YIN/YANG REVIEWS: BlacKkKlansman / Three Identical Strangers

Updated: Jul 19, 2019

By Derek May:

YIN: BlacKkKlansman

What is it about true stories that always seem more incredulous than anything our imaginations tend to conjure? Even with the fair number of creative liberties taken, the idea of a rookie African-American police officer, assisted by a Jewish fellow officer, infiltrating the Klu Klux Klan during the civil rights movement of the 1970’s and successfully preventing a terrorist attack seems about as likely as me gaining superpowers and building a condo on the moon. And yet, that’s precisely what the real Ron Stallworth did. And as such, it was only a matter of time before his amazing story was brought to the screen, and who better to do so than the dream team of director Spike Lee and producer Jordan Peele.

Lee can be a bit hit or miss as a director, but Peele seems to have the midas touch of late. And the combination here leads to a skillfully crafted and stupendously entertaining film. There are many ways this story could have been told, but the filmmakers cleverly decided to embrace the apparent absurdity of the basic idea to craft a tone that highlights this while never undercutting its seriousness. Thus, the film is surprisingly funny, with often whimsical performances and a bit of a wink to the camera throughout. This works especially well to help the audience engage with the severe level of racist actions and slurs bandied about far too casually by most of the white characters. As the film steadily raises the stakes, constricting the tension and placing Stallworth deeper into the Klan’s world, that touch of lightness is key, because we as the audience begin to feel more and more uncomfortable, if not downright sickened, by many of the events and language. This deft hand doesn’t excuse or endorse such behavior, but keeps it at a level where the audience continues to enjoy the film as a whole, and makes Stallworth all the more heroic for overcoming.

The task of honoring the story and the man falls onto the shoulders of John David Washington, known primarily from his role on HBO’s Ballers series.

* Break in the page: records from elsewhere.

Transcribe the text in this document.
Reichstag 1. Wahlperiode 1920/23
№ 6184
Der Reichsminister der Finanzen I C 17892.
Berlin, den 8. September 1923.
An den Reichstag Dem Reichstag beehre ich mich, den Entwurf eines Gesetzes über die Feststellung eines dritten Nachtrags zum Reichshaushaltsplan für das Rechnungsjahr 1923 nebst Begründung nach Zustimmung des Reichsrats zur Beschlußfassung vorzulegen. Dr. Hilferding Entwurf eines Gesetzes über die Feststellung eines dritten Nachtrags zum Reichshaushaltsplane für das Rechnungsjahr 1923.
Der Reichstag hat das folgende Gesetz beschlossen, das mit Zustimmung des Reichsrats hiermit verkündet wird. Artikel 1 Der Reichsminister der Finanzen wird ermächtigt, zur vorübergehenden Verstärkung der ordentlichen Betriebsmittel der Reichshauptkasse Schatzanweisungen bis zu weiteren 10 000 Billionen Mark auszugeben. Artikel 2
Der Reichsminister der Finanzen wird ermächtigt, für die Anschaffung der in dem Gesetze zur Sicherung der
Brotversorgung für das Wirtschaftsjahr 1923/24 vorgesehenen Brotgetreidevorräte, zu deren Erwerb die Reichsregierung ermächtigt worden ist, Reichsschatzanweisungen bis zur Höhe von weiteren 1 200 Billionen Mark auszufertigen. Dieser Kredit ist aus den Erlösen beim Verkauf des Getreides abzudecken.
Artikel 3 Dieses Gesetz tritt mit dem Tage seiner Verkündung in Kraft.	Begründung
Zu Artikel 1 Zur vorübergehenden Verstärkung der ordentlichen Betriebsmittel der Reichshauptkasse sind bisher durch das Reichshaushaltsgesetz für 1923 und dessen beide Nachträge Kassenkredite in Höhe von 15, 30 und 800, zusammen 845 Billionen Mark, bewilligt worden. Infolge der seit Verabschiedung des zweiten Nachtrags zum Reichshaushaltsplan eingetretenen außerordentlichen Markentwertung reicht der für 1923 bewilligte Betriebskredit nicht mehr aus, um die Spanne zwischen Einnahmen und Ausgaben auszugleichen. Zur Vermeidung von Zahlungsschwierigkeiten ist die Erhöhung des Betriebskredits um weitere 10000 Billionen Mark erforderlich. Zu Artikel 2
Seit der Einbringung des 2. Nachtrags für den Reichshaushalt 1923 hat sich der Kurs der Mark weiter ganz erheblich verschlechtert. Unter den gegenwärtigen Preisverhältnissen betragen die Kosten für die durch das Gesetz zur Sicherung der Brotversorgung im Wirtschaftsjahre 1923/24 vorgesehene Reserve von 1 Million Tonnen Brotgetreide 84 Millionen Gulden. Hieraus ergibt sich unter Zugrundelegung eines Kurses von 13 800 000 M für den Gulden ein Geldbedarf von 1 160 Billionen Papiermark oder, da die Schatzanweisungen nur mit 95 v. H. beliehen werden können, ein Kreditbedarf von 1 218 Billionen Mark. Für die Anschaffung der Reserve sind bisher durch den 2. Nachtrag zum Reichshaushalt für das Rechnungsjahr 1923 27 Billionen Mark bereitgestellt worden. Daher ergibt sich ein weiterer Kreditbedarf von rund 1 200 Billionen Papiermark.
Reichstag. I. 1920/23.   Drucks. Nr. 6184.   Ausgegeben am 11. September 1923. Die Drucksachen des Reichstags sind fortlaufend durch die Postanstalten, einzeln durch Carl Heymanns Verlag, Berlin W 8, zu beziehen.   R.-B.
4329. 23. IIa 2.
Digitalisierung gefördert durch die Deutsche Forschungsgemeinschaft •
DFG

As the son of Denzel, the acting apple doesn’t seem to have fallen far from the tree, as Washington breathes humanity and humor into Stallworth. He plays the role as a man with a strong sense of justice and identity, yet still caught between worlds. With his perfectly coiffed afro and hip duds, he sports a contrasting “white voice” that works to both advantage and disadvantage. His burgeoning relationship with civil rights leader Patrice (Spiderman: Homecoming’s Laura Harrier) also places his support of his community at odds with his duty as an officer. It’s a role with a number of layers that provide depth to the character and opportunity for Washington to extend his range, whether it be comedy or drama, or more often than not, both simultaneously.

As quite literally his other half, Stallworth is supported by Flip Zimmerman, played by Star Wars’ Adam Driver. While Stallworth engages the Klan in phone conversation, Zimmerman acts as the “white face” for personal interactions. As a man of Jewish heritage, Zimmerman finds his assignment dredging up feelings and questions he hadn’t confronted before. Driver does a magnificent job of keeping Zimmerman on point even as he must spew no short amount of racist bile. But his chemistry and partnership with Washington allow for a support structure that keeps the narrative moving and the characters rich.